- At work on the People’s Palace murals, 1936
- Born: 30 August 1911 Norwood, London, England
- Died: 1991 (aged 79–80) Hampstead, London, England
- Known for: Painting, book illustration, murals
- Spouse(s): John Cooper, Eric Phillips

= Phyllis Bray =

English painter (1911-1991)

Phyllis Bray (30 August 1911 – 1991) was a British artist and illustrator known for involvement in the East London Group of artists, for the murals she produced and for illustrating children's books. During her career she also exhibited at the Royal Academy and at several leading London galleries.

==Early life and education==
Bray was born in Norwood in west London. Her father, William de Bray, was a British diplomat, who was at one point an attaché to the court of the mother of Tsar Nicholas II of Russia. Bray obtained a scholarship to study at the Slade School of Art from 1927 to 1931, where her tutor was Henry Tonks. At the Slade Bray won several prizes.

== Career ==
In 1933 she was elected to the London Group and also married her first husband, the artist, and fellow evening-class teacher, John Cooper and together they were to become core members of the East London Group.

Bray became known for her landscapes, which she painted in both oils and watercolours, and for her murals. For over forty years Bray worked with the muralist Hans Feibusch painting in churches across Britain. A series of twelve murals, completed in 1964, by Feibusch and Bray, in the central hall of Newport Civic Centre depicts the history of Newport.

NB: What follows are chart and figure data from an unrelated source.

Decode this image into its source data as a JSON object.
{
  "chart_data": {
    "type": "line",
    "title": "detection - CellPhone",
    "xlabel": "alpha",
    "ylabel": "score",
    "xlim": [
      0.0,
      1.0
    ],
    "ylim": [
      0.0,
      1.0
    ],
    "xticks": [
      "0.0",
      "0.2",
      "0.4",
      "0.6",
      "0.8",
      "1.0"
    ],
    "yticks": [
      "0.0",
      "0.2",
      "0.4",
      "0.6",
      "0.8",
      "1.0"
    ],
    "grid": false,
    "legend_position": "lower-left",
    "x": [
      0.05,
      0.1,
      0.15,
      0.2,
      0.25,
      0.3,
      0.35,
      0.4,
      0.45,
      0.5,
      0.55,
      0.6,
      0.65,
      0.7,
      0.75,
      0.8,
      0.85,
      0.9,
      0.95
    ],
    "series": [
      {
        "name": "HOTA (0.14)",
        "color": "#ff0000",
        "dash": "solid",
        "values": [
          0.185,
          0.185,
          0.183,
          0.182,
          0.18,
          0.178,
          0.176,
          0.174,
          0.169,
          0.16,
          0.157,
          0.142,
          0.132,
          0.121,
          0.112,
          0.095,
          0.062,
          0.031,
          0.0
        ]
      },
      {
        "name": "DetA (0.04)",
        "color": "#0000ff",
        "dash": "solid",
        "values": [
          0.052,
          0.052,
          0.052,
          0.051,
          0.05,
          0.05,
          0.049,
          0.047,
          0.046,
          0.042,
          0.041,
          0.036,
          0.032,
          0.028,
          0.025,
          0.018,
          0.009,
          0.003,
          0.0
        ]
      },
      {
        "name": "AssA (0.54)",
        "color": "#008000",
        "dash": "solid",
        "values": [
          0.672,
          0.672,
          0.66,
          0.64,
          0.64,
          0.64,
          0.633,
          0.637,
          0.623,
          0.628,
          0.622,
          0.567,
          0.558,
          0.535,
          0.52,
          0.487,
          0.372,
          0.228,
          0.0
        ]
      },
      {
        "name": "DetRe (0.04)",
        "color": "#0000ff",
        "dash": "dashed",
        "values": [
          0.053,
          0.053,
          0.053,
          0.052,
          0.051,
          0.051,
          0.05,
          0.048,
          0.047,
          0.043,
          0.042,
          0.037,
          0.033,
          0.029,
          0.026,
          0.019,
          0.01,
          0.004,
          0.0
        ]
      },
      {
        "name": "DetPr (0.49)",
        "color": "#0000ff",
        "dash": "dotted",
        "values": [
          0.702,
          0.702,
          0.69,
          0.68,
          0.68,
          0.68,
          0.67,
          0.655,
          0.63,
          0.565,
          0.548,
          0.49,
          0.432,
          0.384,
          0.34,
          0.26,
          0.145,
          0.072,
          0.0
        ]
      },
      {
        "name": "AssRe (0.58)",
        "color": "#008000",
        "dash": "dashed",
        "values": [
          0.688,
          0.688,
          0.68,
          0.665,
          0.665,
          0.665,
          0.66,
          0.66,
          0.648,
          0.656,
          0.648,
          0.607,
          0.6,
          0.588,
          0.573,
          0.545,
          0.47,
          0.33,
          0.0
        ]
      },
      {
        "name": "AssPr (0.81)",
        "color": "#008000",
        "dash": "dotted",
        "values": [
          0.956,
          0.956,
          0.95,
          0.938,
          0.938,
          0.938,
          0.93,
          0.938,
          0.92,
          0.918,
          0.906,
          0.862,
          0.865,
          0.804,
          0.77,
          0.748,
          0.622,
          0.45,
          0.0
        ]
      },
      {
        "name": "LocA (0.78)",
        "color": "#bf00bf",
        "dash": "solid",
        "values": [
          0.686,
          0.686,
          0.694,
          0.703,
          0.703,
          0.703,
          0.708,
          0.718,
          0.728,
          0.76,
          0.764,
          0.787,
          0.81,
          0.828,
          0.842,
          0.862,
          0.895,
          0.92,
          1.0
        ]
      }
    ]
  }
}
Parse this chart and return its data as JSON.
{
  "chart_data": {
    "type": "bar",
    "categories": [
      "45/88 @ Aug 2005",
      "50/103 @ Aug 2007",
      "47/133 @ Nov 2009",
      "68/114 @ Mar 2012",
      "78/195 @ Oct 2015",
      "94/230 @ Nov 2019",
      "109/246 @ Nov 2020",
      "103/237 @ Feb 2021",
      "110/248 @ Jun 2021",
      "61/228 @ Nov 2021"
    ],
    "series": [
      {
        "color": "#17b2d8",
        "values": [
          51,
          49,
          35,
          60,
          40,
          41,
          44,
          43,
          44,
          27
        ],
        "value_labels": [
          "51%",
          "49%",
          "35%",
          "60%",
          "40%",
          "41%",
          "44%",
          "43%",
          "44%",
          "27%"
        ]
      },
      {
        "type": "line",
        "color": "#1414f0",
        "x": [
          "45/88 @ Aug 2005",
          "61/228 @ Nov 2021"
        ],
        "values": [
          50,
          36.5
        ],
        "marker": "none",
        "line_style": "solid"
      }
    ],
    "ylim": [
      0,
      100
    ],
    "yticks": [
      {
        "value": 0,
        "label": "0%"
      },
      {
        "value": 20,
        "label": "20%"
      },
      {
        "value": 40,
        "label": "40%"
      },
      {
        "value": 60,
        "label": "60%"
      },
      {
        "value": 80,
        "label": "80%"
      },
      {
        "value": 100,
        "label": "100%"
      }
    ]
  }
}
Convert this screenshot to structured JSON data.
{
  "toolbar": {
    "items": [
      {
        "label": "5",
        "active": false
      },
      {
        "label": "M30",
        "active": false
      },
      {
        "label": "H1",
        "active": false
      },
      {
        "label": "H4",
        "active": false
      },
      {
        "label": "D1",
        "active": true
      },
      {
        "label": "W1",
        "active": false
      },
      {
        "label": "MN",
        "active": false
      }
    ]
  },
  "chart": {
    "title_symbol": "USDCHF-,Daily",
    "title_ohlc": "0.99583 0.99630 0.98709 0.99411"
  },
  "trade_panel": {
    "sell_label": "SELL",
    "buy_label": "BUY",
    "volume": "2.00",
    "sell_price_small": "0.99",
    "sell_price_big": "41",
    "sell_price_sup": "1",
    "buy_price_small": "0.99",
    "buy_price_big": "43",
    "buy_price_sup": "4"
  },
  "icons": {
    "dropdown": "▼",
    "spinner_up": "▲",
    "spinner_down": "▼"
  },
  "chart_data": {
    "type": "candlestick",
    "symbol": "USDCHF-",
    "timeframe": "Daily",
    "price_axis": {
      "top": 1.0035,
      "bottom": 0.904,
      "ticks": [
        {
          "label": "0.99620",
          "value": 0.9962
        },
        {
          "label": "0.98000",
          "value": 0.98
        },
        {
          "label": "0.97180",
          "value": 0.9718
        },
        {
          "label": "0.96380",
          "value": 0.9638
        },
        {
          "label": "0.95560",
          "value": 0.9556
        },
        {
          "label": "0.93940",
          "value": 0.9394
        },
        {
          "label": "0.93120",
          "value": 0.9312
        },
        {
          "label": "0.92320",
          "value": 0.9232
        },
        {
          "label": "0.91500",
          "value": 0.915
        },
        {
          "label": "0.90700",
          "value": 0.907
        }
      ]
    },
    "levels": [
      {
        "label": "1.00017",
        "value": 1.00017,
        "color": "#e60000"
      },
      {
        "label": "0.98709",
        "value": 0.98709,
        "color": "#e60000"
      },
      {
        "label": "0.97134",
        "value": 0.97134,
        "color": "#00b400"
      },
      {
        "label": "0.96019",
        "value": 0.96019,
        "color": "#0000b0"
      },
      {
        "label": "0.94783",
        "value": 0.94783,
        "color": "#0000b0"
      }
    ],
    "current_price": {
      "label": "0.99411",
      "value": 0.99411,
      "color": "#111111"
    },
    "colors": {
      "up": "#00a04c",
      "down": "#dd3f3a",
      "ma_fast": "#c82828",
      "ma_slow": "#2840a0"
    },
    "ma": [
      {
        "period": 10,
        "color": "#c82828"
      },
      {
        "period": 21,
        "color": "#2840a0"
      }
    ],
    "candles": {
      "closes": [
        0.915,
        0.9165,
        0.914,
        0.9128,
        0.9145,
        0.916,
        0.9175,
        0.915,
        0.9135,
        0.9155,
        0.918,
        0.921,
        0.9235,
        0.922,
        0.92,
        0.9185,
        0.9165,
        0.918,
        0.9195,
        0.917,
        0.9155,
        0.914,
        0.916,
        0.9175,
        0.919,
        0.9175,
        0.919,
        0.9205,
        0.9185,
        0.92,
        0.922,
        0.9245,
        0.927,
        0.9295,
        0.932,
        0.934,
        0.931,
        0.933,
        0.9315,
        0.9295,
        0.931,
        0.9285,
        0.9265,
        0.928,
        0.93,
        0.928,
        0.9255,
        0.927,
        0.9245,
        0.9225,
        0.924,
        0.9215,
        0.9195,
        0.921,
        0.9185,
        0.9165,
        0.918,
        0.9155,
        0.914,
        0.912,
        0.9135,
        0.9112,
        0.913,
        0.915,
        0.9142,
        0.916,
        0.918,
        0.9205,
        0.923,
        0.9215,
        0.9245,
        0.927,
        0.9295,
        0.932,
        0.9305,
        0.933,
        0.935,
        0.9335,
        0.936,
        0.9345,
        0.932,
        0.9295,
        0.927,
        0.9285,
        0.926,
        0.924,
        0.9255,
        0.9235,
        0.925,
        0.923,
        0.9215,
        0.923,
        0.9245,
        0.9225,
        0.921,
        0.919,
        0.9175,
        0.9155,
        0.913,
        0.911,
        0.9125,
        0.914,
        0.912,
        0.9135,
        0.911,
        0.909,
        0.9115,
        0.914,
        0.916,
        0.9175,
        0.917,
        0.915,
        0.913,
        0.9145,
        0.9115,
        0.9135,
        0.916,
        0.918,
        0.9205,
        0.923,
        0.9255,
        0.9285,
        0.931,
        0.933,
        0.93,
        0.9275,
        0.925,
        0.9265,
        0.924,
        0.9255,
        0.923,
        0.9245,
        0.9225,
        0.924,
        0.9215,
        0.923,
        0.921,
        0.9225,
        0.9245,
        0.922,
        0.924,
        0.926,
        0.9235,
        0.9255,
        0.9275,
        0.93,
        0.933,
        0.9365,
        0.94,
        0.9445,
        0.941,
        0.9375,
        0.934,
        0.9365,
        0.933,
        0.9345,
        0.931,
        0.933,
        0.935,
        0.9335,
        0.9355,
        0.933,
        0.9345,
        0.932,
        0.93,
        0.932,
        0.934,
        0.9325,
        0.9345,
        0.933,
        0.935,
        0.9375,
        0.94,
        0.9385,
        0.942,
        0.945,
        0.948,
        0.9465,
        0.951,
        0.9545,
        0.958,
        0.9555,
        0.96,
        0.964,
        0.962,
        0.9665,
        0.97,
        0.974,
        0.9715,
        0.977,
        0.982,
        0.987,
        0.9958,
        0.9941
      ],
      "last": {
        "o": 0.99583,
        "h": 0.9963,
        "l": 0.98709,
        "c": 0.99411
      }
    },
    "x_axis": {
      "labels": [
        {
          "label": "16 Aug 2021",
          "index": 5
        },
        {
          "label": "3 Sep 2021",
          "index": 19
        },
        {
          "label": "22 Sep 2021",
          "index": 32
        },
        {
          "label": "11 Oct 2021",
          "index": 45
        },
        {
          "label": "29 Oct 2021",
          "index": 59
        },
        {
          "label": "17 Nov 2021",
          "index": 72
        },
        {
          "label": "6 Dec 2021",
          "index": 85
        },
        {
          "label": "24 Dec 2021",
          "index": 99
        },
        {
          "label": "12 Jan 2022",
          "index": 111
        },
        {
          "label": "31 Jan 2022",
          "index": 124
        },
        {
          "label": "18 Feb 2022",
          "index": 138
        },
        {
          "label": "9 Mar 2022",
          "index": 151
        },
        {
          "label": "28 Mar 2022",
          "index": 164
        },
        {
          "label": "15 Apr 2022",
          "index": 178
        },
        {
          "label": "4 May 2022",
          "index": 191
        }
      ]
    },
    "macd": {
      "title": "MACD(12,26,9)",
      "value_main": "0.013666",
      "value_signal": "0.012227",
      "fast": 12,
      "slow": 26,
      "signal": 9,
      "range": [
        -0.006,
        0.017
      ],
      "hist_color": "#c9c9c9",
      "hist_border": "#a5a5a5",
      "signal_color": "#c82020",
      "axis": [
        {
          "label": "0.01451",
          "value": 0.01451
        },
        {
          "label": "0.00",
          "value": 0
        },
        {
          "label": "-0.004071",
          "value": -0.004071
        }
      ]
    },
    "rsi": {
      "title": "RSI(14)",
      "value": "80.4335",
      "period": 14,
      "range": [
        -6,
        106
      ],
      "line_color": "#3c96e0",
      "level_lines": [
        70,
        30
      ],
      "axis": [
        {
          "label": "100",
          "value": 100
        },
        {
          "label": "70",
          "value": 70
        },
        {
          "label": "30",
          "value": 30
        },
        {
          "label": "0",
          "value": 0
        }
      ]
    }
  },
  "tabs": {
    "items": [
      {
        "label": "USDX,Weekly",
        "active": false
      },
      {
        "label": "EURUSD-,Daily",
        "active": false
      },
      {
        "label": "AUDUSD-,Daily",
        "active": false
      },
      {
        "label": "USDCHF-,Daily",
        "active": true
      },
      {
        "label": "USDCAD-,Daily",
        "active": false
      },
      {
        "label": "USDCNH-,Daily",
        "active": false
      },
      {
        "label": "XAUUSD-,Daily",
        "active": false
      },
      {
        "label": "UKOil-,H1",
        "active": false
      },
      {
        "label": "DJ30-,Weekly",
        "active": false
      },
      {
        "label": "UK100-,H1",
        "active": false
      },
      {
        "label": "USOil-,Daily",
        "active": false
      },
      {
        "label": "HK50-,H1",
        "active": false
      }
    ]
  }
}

Bray also worked on a number of solo projects, such as the three murals, on Music, Drama and Ballet, she produced for the People's Palace on the Mile End Road in east London. These works were thought to have been destroyed but large sections of them were rediscovered, under layers of later painting, when the building was acquired by Queen Mary University of London and are now on display again.

A mural Bray painted for St Crispin's Church in Bermondsey remains intact.

Several leading publishers, including the Oxford University Press and Faber & Faber, commissioned Bray to illustrate books, including several works for children. Bray also designed a 1938 poster for London Transport promoting the Wimbledon tennis championship.

Bray designed advertising material for Shell-Mex & BP and for the John Lewis Partnership. Throughout the 1950s and 1960s Bray built up a collection of jewellery, mostly from the medieval and Renaissance periods, which was sold at Christie's in 1989.

== Exhibitions and museum collections ==
Bray exhibited at the Royal Academy in 1950, 1952, 1955 and in 1960. Her work was included in group shows at the Leicester Galleries in London and she had solo shows Drian Gallery in London and the Mignion Gallery in Bath.

The Walker Art Gallery in Liverpool, the Blackpool Art Gallery, New College, Oxford, and the UK Government Art Collection hold examples of her work. A memorial exhibition was held in 1998 at the Collyer Bristow gallery; the exhibition space within the offices of law firm Collyer Bristow.

Phyllis Bray: Myth & Nature, a retrospective exhibition is on show at The Batsford Gallery in Hackney, East London until 21 June 2026.